Liam felt a damp hand slapping his face. His eyes fluttered open. What was he doing lying on the floor? Dad’s big face looming over him. Boys and girls crowding round him.

‘You fainted, son, is all. Nothing worse than that. You feeling all right? Get him some water, one of you, come on!’

‘I’m fine, Dad. I’m fine.’

‘What set you off? What happened?’

Liam couldn’t say anything. He looked up at his dad like he was an alien. Someone already dead.

The spots.

The cough.

He couldn’t say it. Couldn’t say ‘You’re getting sick, Dad.’ Couldn’t say anything. Because saying it would make it real. And the reality of it was too terrifying to think about. If he didn’t say anything, maybe it wouldn’t happen.

Dad’s face was covered with a thin film of sweat and the whites of his eyes looked yellowish.

It had started like this on the farm. First Big Paul and his wife, and then the older boys.

It could be something else, though, couldn’t it? Couldn’t it? Maybe Dad just had a cold.

That was it. Just a cold.

Liam smiled at his dad who smiled back. Greg coughed and sniffed and wiped his nose. Liam saw a thin smear of blood along his finger. Had anyone else seen it?

Please, no. Not Dad.

‘Let’s get you up from there, son.’

Greg pulled Liam up off the floor, dusted him down and took him to the front where he sat him in the driver’s seat and stood looking out through the rain-spattered windscreen.

‘I’m sorry, Dad,’ said Liam, feeling like he’d let his dad down and shown weakness in front of the other kids. ‘I didn’t mean to. You’ve had to stop the bus and everything. I’m really sorry.’

‘We needed to stop anyway, soldier,’ said Greg. ‘It’s getting late and it’s getting dark. I wanted to try and push on over the river and get back to Islington tonight, but it ain’t go

‘Can’t we get home, Dad? If we go slowly?’

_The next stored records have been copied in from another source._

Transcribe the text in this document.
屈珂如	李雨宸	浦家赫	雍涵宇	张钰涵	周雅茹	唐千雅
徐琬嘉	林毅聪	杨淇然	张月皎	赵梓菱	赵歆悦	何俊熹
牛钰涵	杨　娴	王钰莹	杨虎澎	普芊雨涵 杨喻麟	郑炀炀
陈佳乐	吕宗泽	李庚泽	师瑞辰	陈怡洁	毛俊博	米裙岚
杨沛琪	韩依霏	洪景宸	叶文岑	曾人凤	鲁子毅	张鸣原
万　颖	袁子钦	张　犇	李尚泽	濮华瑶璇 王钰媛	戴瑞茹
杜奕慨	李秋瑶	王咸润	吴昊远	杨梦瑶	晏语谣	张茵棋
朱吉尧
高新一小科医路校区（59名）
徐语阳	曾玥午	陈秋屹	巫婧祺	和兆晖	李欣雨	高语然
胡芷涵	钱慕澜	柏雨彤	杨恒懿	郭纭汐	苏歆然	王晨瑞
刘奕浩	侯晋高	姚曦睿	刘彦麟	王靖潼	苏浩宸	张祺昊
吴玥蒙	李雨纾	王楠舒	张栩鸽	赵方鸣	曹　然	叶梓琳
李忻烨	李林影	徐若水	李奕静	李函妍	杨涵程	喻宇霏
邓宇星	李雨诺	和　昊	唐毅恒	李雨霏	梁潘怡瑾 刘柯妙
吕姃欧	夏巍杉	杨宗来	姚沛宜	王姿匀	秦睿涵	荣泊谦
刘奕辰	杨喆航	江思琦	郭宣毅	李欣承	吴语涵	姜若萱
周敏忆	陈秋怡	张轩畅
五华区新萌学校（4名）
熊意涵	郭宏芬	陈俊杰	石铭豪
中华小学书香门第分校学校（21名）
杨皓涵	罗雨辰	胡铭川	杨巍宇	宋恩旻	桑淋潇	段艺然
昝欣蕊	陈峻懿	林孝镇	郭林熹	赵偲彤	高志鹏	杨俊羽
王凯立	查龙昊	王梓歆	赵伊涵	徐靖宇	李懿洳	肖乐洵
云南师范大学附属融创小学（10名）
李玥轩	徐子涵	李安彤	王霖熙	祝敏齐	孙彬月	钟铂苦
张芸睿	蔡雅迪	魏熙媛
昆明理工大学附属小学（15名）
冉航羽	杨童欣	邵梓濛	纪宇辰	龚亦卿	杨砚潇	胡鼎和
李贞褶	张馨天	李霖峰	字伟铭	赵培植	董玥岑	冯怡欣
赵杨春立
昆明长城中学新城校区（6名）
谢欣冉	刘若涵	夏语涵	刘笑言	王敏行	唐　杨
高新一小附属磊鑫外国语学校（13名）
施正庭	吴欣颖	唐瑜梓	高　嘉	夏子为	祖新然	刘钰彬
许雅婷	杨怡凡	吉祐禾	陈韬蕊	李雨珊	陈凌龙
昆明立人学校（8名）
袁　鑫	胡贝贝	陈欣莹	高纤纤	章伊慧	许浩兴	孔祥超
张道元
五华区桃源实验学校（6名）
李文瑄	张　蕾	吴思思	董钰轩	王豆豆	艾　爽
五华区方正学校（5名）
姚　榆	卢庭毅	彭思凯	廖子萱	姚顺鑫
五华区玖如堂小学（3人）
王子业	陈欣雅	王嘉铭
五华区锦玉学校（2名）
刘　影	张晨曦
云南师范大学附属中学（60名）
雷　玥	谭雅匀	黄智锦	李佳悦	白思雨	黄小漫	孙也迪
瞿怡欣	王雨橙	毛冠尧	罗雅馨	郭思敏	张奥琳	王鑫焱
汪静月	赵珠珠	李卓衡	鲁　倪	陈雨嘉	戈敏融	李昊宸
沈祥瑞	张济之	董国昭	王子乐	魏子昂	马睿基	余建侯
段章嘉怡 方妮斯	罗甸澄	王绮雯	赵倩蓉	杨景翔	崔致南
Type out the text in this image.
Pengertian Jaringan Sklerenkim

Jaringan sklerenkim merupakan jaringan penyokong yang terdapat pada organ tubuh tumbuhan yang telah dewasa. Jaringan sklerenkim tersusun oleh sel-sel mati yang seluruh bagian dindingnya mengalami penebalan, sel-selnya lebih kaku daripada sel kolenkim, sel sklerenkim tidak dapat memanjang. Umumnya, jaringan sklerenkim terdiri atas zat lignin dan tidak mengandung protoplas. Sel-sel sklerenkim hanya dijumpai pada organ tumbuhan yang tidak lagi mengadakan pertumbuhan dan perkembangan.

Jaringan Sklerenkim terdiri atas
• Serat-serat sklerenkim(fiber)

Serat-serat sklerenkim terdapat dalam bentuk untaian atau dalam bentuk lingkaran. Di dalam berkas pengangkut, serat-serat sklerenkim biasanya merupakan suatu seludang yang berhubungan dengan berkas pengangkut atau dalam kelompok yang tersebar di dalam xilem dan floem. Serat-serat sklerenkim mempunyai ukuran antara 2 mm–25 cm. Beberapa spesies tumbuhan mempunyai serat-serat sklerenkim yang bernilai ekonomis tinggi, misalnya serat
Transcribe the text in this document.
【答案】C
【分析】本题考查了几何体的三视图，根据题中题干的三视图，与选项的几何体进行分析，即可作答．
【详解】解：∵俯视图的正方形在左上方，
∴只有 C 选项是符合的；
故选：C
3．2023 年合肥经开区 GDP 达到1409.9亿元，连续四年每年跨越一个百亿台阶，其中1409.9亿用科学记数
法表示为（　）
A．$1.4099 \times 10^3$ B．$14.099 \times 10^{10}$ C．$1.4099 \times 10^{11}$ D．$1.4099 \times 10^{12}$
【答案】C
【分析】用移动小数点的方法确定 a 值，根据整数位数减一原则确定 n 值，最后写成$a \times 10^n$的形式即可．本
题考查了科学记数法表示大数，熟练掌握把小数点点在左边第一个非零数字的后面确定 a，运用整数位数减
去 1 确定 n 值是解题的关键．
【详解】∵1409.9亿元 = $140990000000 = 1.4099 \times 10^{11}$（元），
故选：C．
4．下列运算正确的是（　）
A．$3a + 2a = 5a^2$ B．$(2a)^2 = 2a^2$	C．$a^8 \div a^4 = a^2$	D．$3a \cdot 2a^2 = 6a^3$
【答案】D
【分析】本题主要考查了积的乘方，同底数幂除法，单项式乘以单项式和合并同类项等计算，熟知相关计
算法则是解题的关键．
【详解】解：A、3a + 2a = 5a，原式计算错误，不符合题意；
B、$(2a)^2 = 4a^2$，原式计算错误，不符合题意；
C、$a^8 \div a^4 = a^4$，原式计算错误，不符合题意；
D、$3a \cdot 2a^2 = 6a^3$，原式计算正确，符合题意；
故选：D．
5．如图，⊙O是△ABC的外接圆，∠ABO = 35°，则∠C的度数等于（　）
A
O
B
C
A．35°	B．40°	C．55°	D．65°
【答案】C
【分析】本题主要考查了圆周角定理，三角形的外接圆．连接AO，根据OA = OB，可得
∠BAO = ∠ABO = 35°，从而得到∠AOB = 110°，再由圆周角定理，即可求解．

‘It’s too dangerous. Don’t want to hit nothing and damage the coach. It’s our lifeline. No, we’ll kip down here and hope the rain clears by the morning.’ He pressed his face against the glass of the windscreen. ‘Don’t seem to be no one else about.’

‘No, Dad,’ Liam pleaded, ‘not another night on the bus. We’re so close. If you go carefully …’

Greg sighed. ‘I said, Liam, it’s too dangerous. Look at it out there – it’s coming down like stair rods. Plus I’ve got a banging headache. It’s been a very stressful day.’